Je n’arriverai pas à te parler de ces deux livres. Pour y parvenir, je devrais me creuser la tête plus qu’à l’habitude et, du même coup, décortiquer mon émotion. Je préfère pas. Je veux zieuter ces deux livres, que je laisse traîner dans le salon, et me rappeler l’émotion qu’ils ont fait naître.

Ce que je peux te dire, c’est que Sarah de Leeuw et Lee Maracle sont de redoutables conteuses.

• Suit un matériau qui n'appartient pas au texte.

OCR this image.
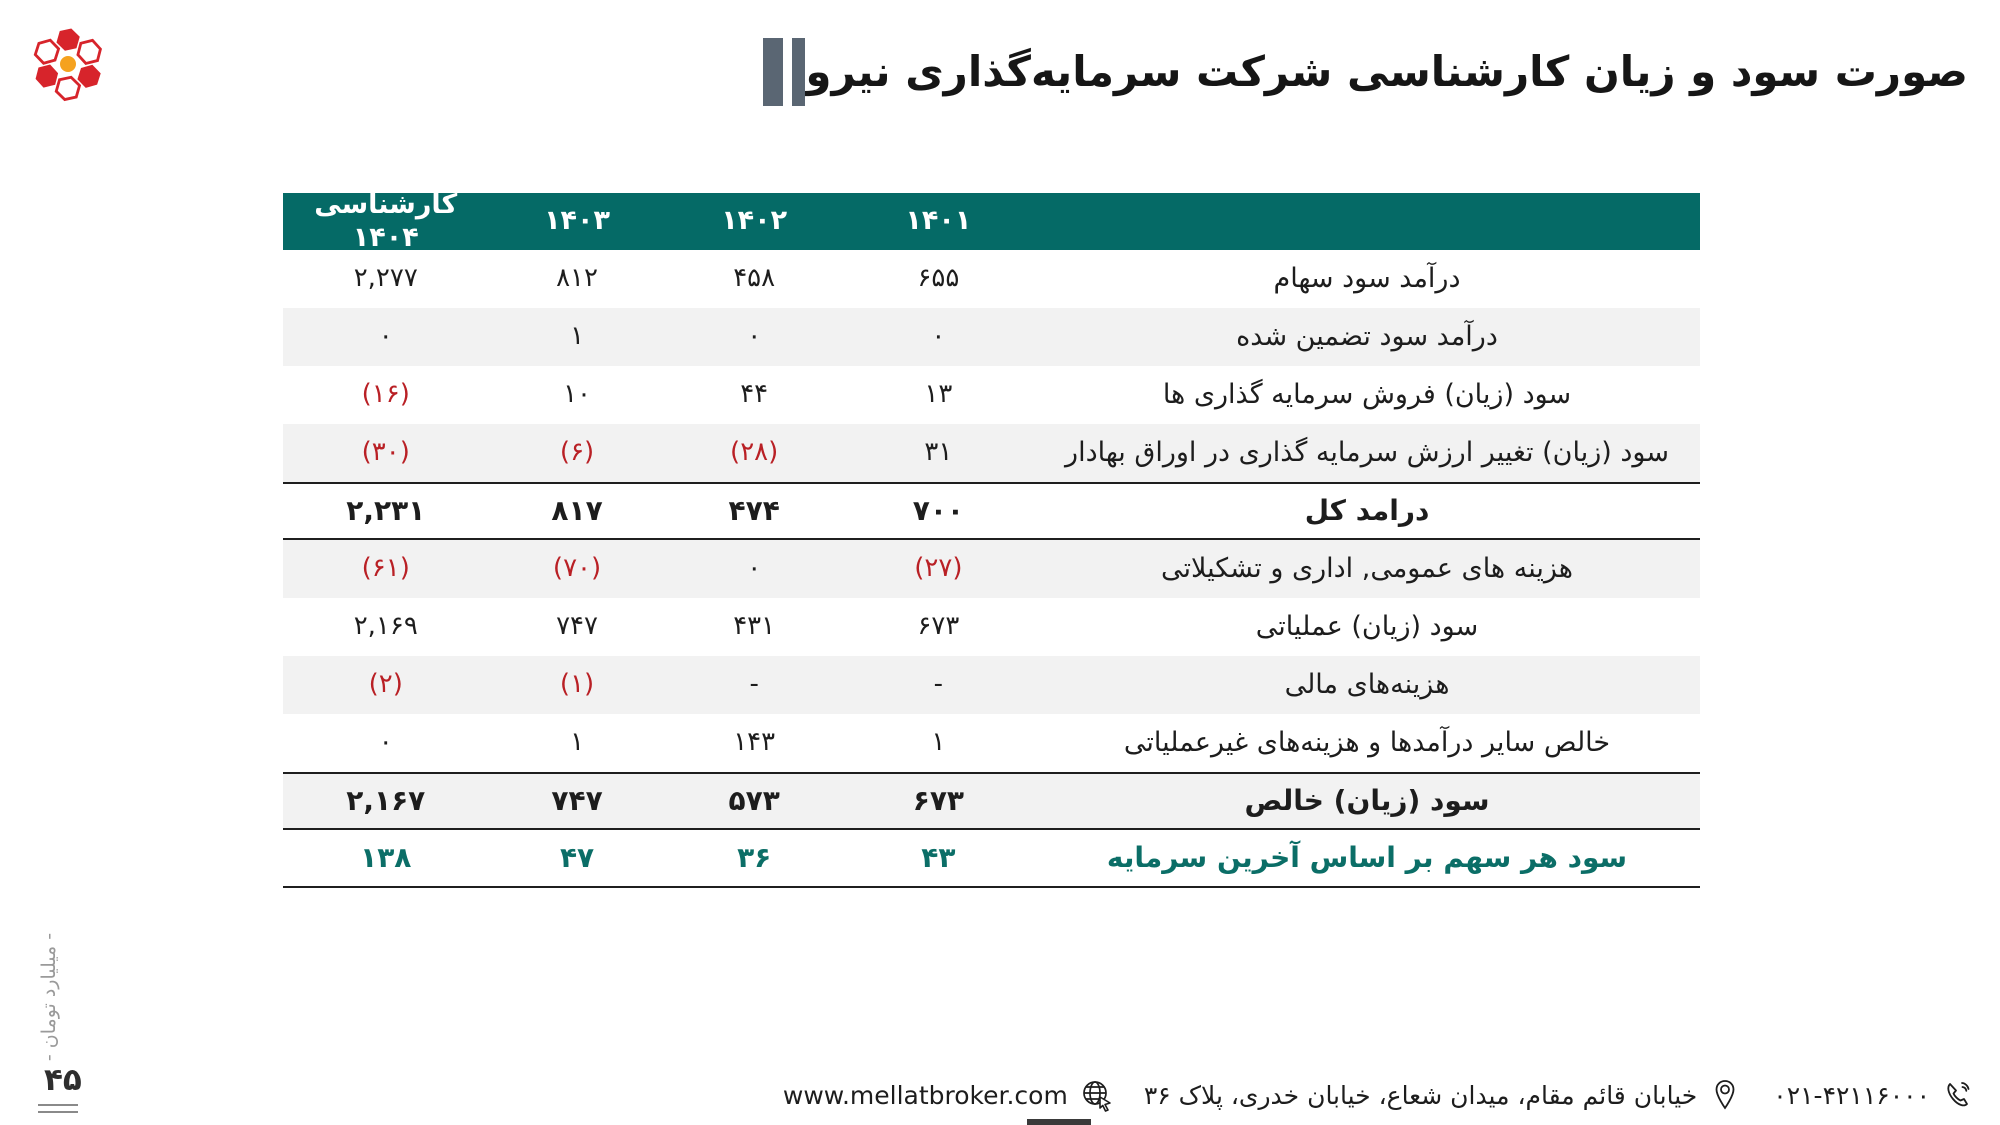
صورت سود و زیان کارشناسی شرکت سرمایه‌گذاری نیرو
۱۴۰۱
۱۴۰۲
۱۴۰۳
کارشناسی ۱۴۰۴
درآمد سود سهام
۶۵۵
۴۵۸
۸۱۲
۲,۲۷۷
درآمد سود تضمین شده
۰
۰
۱
۰
سود (زیان) فروش سرمایه گذاری ها
۱۳
۴۴
۱۰
(۱۶)
سود (زیان) تغییر ارزش سرمایه گذاری در اوراق بهادار
۳۱
(۲۸)
(۶)
(۳۰)
درامد کل
۷۰۰
۴۷۴
۸۱۷
۲,۲۳۱
هزینه های عمومی, اداری و تشکیلاتی
(۲۷)
۰
(۷۰)
(۶۱)
سود (زیان) عملیاتی
۶۷۳
۴۳۱
۷۴۷
۲,۱۶۹
هزینه‌های مالی
-
-
(۱)
(۲)
خالص سایر درآمدها و هزینه‌های غیرعملیاتی
۱
۱۴۳
۱
۰
سود (زیان) خالص
۶۷۳
۵۷۳
۷۴۷
۲,۱۶۷
سود هر سهم بر اساس آخرین سرمایه
۴۳
۳۶
۴۷
۱۳۸
- میلیارد تومان -
۴۵	۰۲۱-۴۲۱۱۶۰۰۰
خیابان قائم مقام، میدان شعاع، خیابان خدری، پلاک ۳۶
www.mellatbroker.com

La musique dégagée par leurs mots est envoûtante, les images qu’elles peignent sont vibrantes.

Ce que je peux te dire aussi, c’est que je pense acheter plusieurs exemplaires des essais de Sarah de Leeuw et les offrir. Ne rien dire d’autre que «Lis ça».

Ce que je peux te dire encore, c’est que Le chant de Celia figure parmi les meilleurs romans autochtones canadiens que j’ai lu ces dernières années, aux côtés de Les étoiles s’éteignent à l’aube et de Birdie. C’est un roman sinueux, exigeant. Pour une fois, les quelques pointes de réalisme magique ne m’ont pas effrayées.

Je ne t’ai pas dit grand-chose, presque rien. Mon laconisme dit tout.

Là où ça fait mal, Sarah de Leeuw, trad. Jean-Marie Jot, Leméac, 2021, 144 p.

Note : 5 sur 5.

Le chant de Celia, Lee Maracle, trad. Joanie Demers, Mémoire d’encrier, 2021, 320 p.

Note : 4 sur 5.

14 Commentaires

  1. j’ai tenté trois fois de laisser un commentaire mais impossible via mon iPad GRRR
    du coup je le fais via mon ordinateur
    évidemment je te rejoins pour le recueil ! et j’ai hâte de lire Lee dont j’ai déjà eu la chance de lire un roman (tu te souviens?)

    1. Tu fais bien! J’ai prêté le recueil de Sarah de Leeuw à Electra et l’effet est le même. Pour ma part, je n’ai jamais rien lu de tel. Sa façon d’écrire et de faire des liens est incroyable.
      Pour le dernier roman de Lee Maracle, j’ai adoré qu’on soit loin des clichés et de la caricature trop souvent habituels. Un excellent roman autochtone.